144 AGR, CC 15131, f. 35 r. (prévôté de Mons, mars 1439) : règlement sur les pèlerinages judiciaires, « publiiet a le bretesque » et envoyé « partout és mettez de le ditte prevostet aux bailliux et offisciiers affin de les faire pareillement bretesquier és liux acoustumés ». FAIDER, op. cit., p. 145 (18 novembre 1440, administration de la justice) : « a plaine breteque ». De même : AEM, cart. 24, f. 230 v. (28 avril 1441, clercs échoppiers) ; AVM, ch. 391 (6 février 1471, fourniture de vivres à l’armée ducale). CL aussi, pour une période ultérieure, DE KEYZER, Le commencement de l’année en Hainaut..., dans BCRH, CXLV, 1979, pp. 76-77 (n. 6).

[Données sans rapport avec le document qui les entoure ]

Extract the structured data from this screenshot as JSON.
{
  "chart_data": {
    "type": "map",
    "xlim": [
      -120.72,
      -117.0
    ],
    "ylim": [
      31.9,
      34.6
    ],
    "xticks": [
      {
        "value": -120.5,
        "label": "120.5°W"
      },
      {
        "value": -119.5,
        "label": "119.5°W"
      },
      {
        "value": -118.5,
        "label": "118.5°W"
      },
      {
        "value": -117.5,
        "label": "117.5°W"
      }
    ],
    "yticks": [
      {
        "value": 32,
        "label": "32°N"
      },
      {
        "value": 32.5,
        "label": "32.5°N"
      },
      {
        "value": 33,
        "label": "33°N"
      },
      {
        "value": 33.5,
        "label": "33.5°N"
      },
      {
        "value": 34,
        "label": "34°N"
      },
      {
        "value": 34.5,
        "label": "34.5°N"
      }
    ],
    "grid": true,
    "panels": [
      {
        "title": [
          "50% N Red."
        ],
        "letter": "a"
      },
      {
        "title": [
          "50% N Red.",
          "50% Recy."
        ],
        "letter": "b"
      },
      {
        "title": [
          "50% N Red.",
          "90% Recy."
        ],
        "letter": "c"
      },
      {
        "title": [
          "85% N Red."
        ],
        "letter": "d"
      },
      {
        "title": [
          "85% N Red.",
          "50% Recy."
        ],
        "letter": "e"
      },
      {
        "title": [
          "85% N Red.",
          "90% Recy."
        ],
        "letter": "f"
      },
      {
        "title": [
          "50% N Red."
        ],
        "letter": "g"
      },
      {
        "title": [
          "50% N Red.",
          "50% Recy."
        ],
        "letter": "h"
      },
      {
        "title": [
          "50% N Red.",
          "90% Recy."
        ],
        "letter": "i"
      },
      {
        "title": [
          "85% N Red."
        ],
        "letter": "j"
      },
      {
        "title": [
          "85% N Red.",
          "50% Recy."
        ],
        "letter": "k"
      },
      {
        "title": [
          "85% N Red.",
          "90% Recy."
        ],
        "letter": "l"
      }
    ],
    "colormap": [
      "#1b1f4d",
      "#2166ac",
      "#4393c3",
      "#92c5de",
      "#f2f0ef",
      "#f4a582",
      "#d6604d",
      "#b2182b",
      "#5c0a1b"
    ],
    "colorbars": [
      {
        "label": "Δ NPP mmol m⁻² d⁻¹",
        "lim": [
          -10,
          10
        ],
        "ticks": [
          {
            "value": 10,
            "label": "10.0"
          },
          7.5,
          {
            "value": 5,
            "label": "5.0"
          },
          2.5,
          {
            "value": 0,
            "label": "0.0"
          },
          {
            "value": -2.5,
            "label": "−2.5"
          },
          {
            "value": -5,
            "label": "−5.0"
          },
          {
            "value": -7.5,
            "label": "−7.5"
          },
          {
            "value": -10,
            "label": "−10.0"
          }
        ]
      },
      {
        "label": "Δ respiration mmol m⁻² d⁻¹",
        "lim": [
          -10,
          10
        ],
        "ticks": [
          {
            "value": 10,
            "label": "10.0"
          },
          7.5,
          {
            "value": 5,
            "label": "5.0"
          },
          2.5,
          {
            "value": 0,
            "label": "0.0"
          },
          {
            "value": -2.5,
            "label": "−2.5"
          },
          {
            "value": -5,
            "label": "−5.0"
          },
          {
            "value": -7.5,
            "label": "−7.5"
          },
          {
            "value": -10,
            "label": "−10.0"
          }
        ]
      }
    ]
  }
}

En attendant la publication d’un travail plus important sur le sujet, on verra dans RBPH, LIV, 1976, pp. 1287-1288, sous le titre « Bretèques et publication des lois dans les anciens Pays-Bas », le résumé d’une communication que nous avons présentée le 9 novembre 1975 à la tribune de la Société pour le progrès des études philologiques et historiques (Bruxelles).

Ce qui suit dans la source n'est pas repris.